Identification of the crucial roles of BAXhigh NK cells in human derived mesenchymal stem cell therapy for chronic heart failure patients

Abstract

Mesenchymal stem cells (MSCs) have demonstrated significant potential in heart failure (HF) treatment, but the exact mechanisms are still not fully understood. This research utilized single-cell RNA sequencing to examine alterations in peripheral blood mononuclear cells from heart failure patients pre- and post-MSC therapy. Moreover, we utilized Mendelian randomization (MR) analysis to identify causal genes linked to HF. Specifically, through scRNA-seq, we observed a progressive increase in Natural Killer (NK) cells within peripheral blood mononuclear cells (PBMCs) following MSC treatment.

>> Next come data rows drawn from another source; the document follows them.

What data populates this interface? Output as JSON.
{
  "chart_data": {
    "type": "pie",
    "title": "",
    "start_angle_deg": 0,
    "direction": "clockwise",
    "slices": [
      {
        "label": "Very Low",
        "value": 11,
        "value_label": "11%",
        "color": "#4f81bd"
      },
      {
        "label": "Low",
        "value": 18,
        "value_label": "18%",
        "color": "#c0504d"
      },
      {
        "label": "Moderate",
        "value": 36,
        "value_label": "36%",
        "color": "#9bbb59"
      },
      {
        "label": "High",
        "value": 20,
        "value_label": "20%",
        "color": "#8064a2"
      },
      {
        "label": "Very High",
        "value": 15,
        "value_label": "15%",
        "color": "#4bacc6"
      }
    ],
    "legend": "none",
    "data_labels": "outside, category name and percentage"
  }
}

Furthermore, MR analysis identified the differentially expressed gene (DEG) BAX as a potential target gene for HF. Notably, the expression of BAX was significantly downregulated after MSC treatment, suggesting its potential as a therapeutic response biomarker. Cell-cell communication analysis revealed that BAX^high NK cells displayed reduced cell-cell communication and increased apoptotic activity. Enrichment analysis indicated an association between BAX^high NK cells and the “coagulant” pathway. Taken together, our findings suggest that BAX may contribute to the pathogenesis of HF by promoting coagulation and apoptotic pathways. In contrast, MSCs appear to suppress BAX expression, thereby inhibiting these pathways. MSC treatment increases the proportion of NK cells and reduces BAX^high NK cells, ultimately improving NK cell function, and ameliorating HF.